Капитан Горталов парадным шагом солдата подошел к Радееву, протянул ему длинную руку:
— Правильная оценка. Прекрасная идея. Моя идея. И поэтому: русская интеллигенция должна понять себя, как некое единое целое. Именно. Как, примерно, орден иоаннитов, иезуитов, да! Интеллигенция вся должна стать единой партией, а не дробиться! Это внушается нам всем ходом современности. Это должно бы внушать нам и чувство самосохранения. У нас нет друзей, мы — чужестранцы. Да. Бюрократы и капиталисты порабощают нас. Для народа мы — чудаки, чужие люди.
— Верно, — чужие! — лирически воскликнул писатель Катин, уже несколько охмелевший.

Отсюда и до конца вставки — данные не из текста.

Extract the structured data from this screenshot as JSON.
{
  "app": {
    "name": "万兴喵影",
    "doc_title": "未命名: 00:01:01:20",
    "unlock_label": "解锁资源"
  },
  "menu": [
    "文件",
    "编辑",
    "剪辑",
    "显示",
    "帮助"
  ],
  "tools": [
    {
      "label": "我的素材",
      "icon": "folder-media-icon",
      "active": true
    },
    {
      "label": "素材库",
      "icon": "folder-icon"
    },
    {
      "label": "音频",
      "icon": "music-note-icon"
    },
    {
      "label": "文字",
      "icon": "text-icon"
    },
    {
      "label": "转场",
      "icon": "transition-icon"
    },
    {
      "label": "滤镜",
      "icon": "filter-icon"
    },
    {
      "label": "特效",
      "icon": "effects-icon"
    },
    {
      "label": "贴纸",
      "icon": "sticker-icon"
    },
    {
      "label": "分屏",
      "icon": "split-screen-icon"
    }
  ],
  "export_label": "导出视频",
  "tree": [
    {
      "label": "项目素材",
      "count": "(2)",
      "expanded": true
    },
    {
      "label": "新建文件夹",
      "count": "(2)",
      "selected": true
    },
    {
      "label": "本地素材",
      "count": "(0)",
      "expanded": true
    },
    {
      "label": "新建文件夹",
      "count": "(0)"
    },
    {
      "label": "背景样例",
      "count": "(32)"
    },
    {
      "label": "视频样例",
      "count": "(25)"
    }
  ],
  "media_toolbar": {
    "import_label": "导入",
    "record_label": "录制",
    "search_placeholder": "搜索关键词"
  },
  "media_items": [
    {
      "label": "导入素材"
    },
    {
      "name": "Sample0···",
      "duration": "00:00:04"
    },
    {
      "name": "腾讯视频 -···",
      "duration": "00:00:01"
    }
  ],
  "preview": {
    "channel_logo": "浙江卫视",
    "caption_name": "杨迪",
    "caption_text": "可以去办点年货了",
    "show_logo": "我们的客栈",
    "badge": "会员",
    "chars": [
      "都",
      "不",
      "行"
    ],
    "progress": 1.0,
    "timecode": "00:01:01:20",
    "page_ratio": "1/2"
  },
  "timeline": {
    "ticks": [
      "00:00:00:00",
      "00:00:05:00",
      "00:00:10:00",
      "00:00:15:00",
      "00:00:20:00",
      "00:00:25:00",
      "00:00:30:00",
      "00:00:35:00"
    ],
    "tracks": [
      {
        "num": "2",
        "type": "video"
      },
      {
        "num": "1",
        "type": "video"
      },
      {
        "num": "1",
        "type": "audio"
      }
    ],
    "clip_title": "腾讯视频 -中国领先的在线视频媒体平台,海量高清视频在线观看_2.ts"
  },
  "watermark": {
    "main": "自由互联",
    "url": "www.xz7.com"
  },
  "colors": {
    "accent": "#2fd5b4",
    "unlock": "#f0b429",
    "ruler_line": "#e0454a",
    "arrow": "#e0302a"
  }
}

В словах капитана было что-то барабанное, голос его оглушал. Радеев, кивая головой, осторожно отодвигался вместе со стулом и бормотал:
— Тут нужна поправочка…
Пришел Спивак, наклонился к жене и сказал:
— Спит. Крепко спит.
Все эти люди нимало не интересовали Клима, еще раз воскрешая в памяти детское впечатление: пойманные пьяным рыбаком раки, хрустя хвостами, расползаются во все стороны по полу кухни. Равнодушно слушая их речи, уклоняясь от участия в спорах, он присматривался к Инокову. Ему не понравилось, что Иноков ездил с Лидией на дачу приглашать писателя Катина, не нравилось, что этот грубый парень так фамильярно раскачивается между Лидией и Спивак, наклоняясь с усмешечкой то к одной, то к другой. В начале вечера с такой же усмешечкой Иноков подошел к нему и спросил:
— Выставили из университета?
Неожиданность и форма вопроса ошеломили Клима, он взглянул в неудачное лицо парня вопросительно.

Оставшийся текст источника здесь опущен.